[ Friday, November 13, 2015 ]
Jeff [9:16 AM]
State Agencies' Ability to Access Patient Records Without a Warrant: Interesting (if "insider baseball-y") case in California asking whether it violates the California constitution for the California Medical Board to access controlled substance records relating to specific individuals while investigating the individuals' physician. A patient complained to the CMB about his physician; the CMB obtained that patient's records, as well as records of other patients of the same physician, from the California Controlled Substance Utilization Review and Evaluation System (CURES), which is used to track down pill mills. The CMB put the doctor on probation for failing to maintain sufficient records for the patient who complained, but also put him on probation for 2 other patients whose CURES records indicated they had been overprescribed. The doctor sued the CMB, saying they have the right to access the records of the complaining patient, but accessing the records of the other patients violates those patients' right to privacy. The AMA has joined the suit on behalf of the doctor.

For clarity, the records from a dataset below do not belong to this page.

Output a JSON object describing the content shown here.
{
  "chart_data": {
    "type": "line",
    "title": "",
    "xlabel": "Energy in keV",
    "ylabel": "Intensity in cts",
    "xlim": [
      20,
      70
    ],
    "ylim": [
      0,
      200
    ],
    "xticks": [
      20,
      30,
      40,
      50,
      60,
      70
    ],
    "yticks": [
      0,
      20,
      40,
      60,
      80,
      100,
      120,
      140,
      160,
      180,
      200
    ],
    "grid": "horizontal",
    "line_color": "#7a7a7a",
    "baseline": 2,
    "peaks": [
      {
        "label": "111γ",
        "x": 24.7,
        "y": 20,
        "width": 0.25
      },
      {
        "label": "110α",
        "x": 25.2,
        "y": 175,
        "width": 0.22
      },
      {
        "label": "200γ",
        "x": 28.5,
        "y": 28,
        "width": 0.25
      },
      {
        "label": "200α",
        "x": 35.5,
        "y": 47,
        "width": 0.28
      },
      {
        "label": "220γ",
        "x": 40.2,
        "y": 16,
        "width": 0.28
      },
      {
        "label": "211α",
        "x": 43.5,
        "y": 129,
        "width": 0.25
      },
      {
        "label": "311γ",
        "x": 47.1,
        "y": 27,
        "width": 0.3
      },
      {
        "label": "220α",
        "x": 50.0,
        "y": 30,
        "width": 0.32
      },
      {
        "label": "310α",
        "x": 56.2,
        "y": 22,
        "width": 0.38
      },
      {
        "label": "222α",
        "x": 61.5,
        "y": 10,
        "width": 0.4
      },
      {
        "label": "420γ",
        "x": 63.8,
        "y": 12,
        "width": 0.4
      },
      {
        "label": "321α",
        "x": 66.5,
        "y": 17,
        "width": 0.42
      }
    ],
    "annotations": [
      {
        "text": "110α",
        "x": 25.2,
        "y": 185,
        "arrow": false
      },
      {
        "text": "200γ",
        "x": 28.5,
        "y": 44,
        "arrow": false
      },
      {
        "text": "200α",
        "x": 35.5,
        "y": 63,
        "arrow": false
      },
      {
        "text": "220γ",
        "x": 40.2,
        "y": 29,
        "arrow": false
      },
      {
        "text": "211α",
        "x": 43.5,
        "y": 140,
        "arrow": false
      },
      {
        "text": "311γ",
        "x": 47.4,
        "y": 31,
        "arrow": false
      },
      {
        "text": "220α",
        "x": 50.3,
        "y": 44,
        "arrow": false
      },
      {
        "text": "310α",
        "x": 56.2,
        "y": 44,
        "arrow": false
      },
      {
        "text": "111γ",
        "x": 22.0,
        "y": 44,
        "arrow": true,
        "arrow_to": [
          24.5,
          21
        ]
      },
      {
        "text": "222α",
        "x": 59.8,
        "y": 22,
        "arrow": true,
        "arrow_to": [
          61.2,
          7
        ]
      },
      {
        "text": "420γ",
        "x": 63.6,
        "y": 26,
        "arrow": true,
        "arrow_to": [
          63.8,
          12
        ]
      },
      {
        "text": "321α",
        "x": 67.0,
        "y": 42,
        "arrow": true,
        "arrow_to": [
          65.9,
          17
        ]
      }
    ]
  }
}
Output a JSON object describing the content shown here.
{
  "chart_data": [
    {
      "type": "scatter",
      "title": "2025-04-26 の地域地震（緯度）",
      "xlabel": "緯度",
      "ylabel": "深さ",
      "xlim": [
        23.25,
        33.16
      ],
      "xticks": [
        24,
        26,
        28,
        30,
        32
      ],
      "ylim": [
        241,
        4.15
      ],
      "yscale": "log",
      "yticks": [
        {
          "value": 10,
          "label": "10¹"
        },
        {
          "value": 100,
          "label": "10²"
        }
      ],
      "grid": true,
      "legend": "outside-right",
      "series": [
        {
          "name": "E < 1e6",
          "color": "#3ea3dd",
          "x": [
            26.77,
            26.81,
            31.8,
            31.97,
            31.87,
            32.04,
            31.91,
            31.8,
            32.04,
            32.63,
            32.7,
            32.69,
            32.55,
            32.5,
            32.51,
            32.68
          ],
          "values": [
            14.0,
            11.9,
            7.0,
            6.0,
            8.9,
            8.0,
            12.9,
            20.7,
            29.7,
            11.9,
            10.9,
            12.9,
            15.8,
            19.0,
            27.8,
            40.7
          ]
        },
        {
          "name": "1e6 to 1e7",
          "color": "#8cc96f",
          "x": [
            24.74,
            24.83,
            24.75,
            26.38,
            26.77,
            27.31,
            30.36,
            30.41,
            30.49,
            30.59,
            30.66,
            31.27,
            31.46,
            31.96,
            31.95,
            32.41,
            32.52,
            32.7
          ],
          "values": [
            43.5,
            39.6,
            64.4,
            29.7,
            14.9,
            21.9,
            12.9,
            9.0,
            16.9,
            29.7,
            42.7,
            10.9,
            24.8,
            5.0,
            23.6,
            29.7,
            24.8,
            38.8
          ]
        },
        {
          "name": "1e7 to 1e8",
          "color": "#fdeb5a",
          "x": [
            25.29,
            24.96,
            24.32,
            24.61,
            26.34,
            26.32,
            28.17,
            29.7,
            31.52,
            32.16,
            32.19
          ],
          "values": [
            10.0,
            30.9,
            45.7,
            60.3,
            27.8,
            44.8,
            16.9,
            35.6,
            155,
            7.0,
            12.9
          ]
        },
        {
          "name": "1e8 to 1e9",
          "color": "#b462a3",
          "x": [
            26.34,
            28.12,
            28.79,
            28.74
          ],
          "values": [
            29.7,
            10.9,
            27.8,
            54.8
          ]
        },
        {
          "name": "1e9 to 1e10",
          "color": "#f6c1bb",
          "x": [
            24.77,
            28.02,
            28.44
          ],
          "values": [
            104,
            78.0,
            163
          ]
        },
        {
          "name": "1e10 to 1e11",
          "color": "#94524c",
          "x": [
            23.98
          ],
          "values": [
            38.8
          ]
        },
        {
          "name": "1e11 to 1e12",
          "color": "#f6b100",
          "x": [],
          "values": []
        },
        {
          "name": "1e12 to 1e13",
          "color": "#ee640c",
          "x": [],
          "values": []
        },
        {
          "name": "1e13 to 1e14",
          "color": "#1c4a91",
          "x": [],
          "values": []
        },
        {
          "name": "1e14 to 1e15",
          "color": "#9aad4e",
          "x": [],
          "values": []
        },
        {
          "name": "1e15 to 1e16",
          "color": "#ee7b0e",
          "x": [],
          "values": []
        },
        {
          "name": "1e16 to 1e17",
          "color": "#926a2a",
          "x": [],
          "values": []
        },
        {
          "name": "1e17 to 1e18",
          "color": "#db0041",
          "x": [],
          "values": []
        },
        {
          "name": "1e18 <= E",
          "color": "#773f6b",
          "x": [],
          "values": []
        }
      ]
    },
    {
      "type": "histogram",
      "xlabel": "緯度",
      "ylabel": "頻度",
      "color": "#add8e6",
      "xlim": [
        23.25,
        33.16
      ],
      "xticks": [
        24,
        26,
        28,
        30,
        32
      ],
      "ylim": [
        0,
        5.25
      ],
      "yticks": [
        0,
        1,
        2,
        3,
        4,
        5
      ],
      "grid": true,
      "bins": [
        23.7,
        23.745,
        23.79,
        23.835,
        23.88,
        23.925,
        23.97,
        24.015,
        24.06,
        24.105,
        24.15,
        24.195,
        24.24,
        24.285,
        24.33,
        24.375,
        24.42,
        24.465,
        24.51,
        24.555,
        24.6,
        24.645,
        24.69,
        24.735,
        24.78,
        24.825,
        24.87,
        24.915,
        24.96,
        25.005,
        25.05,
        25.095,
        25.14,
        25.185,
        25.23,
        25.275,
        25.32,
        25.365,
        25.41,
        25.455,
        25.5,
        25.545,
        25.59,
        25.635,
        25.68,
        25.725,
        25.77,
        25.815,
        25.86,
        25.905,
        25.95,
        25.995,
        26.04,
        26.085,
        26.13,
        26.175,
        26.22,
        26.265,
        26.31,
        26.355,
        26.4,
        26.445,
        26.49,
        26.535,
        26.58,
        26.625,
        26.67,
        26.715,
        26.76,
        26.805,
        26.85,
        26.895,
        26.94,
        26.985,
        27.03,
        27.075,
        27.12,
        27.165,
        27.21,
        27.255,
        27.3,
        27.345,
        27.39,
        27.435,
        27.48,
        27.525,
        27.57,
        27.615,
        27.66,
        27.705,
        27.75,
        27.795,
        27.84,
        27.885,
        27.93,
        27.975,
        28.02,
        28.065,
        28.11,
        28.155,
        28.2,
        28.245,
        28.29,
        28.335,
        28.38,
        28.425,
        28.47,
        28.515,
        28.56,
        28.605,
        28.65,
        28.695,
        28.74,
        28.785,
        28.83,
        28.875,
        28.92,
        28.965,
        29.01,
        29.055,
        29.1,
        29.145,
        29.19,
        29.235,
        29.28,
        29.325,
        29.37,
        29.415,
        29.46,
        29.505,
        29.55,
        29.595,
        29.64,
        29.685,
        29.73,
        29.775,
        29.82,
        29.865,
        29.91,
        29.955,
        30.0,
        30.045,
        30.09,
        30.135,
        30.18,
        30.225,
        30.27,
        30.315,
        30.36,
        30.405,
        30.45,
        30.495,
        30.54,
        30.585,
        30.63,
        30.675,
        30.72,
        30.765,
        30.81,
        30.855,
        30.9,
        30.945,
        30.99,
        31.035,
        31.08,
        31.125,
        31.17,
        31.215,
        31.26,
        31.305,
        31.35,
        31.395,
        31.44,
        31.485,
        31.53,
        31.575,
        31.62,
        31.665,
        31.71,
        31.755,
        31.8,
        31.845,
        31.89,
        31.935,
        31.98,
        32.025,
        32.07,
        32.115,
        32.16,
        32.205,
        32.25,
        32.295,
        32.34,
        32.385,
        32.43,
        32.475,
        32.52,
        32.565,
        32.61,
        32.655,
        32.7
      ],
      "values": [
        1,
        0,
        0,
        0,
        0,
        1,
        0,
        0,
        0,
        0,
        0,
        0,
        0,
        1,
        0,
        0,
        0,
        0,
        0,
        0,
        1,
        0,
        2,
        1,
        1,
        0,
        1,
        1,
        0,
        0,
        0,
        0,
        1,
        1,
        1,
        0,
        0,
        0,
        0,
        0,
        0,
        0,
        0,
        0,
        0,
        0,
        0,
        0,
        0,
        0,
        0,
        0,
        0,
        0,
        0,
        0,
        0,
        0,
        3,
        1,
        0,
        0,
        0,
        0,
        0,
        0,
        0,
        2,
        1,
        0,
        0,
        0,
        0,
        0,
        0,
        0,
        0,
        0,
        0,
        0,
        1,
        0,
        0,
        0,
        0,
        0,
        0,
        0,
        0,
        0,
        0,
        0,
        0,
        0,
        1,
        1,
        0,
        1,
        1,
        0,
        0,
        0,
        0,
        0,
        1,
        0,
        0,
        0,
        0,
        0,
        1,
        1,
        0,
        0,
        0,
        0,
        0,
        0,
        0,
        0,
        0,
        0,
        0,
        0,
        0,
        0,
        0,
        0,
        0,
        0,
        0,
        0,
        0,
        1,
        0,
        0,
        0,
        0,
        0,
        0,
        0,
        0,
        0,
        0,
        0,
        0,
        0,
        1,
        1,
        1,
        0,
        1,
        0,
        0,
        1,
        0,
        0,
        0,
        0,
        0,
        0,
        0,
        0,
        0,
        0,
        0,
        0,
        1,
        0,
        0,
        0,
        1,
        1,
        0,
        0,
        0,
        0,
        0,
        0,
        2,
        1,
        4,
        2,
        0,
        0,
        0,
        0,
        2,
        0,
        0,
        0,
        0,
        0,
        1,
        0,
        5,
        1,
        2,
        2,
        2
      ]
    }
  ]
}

Off the top of my head, I would say that the underlying answer is a state law question: does California law allow the CMB to access individual patient records without authorization from the specific patient while conducting a proper investigation the physician? If so, HIPAA would allow it. HIPAA allows HHS to look at an individual patient's medical records while investigating a hospital or physician for Medicare or Medicaid fraud, and I would suspect most state medical practice acts would allow the state medical board to have the same level of access while conducting legitimate board purposes, such as investigating a physician. I suspect the California legislative and regulatory language must me more mushy.
The general rule, of course, is that PHI may be used or disclosed where legally required. A similar case is playing out in Oregon, where the DEA attempted to access records of the Prescription Drug Monitoring Program using administrative subpoenas, and the PDMA refused, demanding that either a search warrant or court order must be presented for them to clear the HIPAA hurdle. There's a federalism slant to that one, and it's police power (the DEA is like the cops) versus administrative power (CMB or CMS have power over California licensed doctors and Medicare/Medicaid providers, respectively), but the underlying question of whether and how the information in those types of databases can be accessed. It certainly makes sense that they could be accessed when looking to take action against the physicians, but not the patients; however, is the patient's right to privacy big enough to prevent that different use? Interesting question (although it really is insider baseball for the casual HIPAA observer).